Peripheral Immune Dysfunction in ESCC with Lymph Node Metastasis: Implications for Preoperative Diagnosis and Prognosis
摘要
Lymph node metastasis (LNM) indicates aggressive tumor biology, which is associated with poor prognosis in esophageal squamous cell carcinoma (ESCC). However, comprehensive and in-depth research on the immunophenotyping of ESCC patients with LM remains limited, and effective indicators for the preoperative LNM diagnosis and prognosis assessment in ESCC are urgently needed in clinical practice. Therefore, we performed deep immunophenotyping of peripheral blood samples from ESCC patients and age- and sex-matched healthy controls, revealing a distinct landscape of immune dysfunction in peripheral blood of ESCC patients with LNM. Specifically, innate immunity exhibited impaired antigen presentation capacity, evidenced by decreased CD86 and HLADR expression on monocytes and mDCs.
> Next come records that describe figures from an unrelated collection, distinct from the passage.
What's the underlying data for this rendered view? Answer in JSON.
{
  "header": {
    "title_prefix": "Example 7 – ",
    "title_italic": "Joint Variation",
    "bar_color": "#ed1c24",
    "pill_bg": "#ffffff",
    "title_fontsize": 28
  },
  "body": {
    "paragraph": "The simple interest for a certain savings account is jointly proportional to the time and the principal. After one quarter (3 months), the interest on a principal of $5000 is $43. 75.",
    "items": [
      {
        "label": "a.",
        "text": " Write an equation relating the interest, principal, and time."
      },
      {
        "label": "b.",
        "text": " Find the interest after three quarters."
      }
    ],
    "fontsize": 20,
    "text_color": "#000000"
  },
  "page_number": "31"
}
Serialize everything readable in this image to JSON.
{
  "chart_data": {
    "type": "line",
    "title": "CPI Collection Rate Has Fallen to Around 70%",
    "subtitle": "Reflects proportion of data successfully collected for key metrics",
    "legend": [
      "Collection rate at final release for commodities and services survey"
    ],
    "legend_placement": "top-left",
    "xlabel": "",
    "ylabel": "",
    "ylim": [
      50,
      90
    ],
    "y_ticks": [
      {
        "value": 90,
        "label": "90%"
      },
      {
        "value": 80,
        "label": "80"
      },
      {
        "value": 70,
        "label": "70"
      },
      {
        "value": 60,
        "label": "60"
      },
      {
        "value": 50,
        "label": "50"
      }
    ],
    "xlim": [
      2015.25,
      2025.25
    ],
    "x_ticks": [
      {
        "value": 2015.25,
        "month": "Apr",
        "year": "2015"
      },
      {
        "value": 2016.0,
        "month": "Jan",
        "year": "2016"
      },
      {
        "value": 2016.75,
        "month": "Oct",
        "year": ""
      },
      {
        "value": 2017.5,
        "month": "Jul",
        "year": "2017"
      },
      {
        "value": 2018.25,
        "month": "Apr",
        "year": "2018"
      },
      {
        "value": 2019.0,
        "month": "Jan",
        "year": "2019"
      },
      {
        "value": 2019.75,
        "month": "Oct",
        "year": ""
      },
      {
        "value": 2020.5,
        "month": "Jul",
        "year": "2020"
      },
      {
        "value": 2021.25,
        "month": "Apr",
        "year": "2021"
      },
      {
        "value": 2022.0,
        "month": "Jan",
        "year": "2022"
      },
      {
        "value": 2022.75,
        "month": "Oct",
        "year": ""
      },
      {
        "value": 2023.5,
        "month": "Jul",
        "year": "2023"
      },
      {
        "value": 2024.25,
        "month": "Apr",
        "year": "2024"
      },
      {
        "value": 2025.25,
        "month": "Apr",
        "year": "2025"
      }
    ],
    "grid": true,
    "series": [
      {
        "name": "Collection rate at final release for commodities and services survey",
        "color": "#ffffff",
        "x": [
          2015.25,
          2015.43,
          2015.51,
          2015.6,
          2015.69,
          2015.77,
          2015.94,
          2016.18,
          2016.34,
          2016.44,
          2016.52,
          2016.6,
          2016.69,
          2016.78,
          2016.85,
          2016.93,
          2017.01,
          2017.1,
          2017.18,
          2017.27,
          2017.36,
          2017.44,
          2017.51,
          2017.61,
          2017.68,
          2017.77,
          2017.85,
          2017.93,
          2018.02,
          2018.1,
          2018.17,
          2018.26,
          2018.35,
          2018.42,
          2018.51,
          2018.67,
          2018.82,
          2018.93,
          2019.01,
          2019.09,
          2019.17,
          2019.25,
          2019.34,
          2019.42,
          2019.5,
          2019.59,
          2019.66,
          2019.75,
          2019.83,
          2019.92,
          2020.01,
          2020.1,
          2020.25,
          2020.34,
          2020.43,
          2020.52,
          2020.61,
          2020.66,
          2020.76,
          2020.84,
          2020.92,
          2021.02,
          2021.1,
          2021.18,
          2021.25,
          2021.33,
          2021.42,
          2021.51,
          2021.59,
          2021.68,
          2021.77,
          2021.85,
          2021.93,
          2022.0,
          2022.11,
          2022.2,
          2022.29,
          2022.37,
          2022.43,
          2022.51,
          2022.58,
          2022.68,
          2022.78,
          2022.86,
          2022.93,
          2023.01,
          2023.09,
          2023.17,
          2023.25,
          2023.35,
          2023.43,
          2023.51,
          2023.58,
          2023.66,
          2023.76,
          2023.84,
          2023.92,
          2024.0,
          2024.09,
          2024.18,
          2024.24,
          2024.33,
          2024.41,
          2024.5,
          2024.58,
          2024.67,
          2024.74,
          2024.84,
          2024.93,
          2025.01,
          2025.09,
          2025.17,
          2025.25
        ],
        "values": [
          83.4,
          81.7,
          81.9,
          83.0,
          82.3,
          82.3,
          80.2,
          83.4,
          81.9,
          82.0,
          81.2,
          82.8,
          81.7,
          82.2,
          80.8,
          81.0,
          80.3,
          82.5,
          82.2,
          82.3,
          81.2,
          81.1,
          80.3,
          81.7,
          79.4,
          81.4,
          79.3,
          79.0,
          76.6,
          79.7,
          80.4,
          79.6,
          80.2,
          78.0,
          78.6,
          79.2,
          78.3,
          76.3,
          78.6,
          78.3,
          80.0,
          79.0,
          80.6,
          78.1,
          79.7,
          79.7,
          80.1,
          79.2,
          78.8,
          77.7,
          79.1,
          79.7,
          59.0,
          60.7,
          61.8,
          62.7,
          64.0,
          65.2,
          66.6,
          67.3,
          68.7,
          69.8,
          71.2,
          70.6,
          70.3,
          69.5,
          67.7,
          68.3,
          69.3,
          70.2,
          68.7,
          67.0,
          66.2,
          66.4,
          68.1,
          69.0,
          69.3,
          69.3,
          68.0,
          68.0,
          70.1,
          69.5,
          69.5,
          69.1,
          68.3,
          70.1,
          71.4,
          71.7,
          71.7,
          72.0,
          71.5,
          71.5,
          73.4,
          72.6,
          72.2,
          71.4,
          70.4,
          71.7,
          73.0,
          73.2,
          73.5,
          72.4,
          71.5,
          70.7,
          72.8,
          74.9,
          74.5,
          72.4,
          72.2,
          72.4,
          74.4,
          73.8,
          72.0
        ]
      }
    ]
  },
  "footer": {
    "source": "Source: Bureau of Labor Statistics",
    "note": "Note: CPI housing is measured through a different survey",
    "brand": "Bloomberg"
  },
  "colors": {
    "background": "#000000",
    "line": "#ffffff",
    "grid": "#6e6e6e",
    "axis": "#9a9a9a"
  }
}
Compromised innate immune response was demonstrated by significantly attenuated IL-6 production following toll-like receptor 2 agonist stimulation in ESCC patients with LNM. Furthermore, adaptive immunity displayed increased CD38+ T cells concurrent with decreased CD28+ T cells and CD8+ TCM cells, indicating T cell hyporesponsiveness. Decreased Tconv/Treg and Tfh/Tfr ratios revealed an immunosuppressive state. Notably, an integrated three-parameter random forest model presented considerable discriminatory power for preoperative LNM diagnosis (AUC = 0.96), with Tfh cells providing the highest contribution to diagnostic accuracy. Moreover, a nomogram incorporating memory Treg cells demonstrated excellent predictive capacity for 3-year mortality (AUC = 0.94). These findings demonstrate that peripheral blood immune phenotypes could serve as effective indicators for both preoperative LNM diagnosis and postoperative prognosis in ESCC, potentially improving clinical decision-making.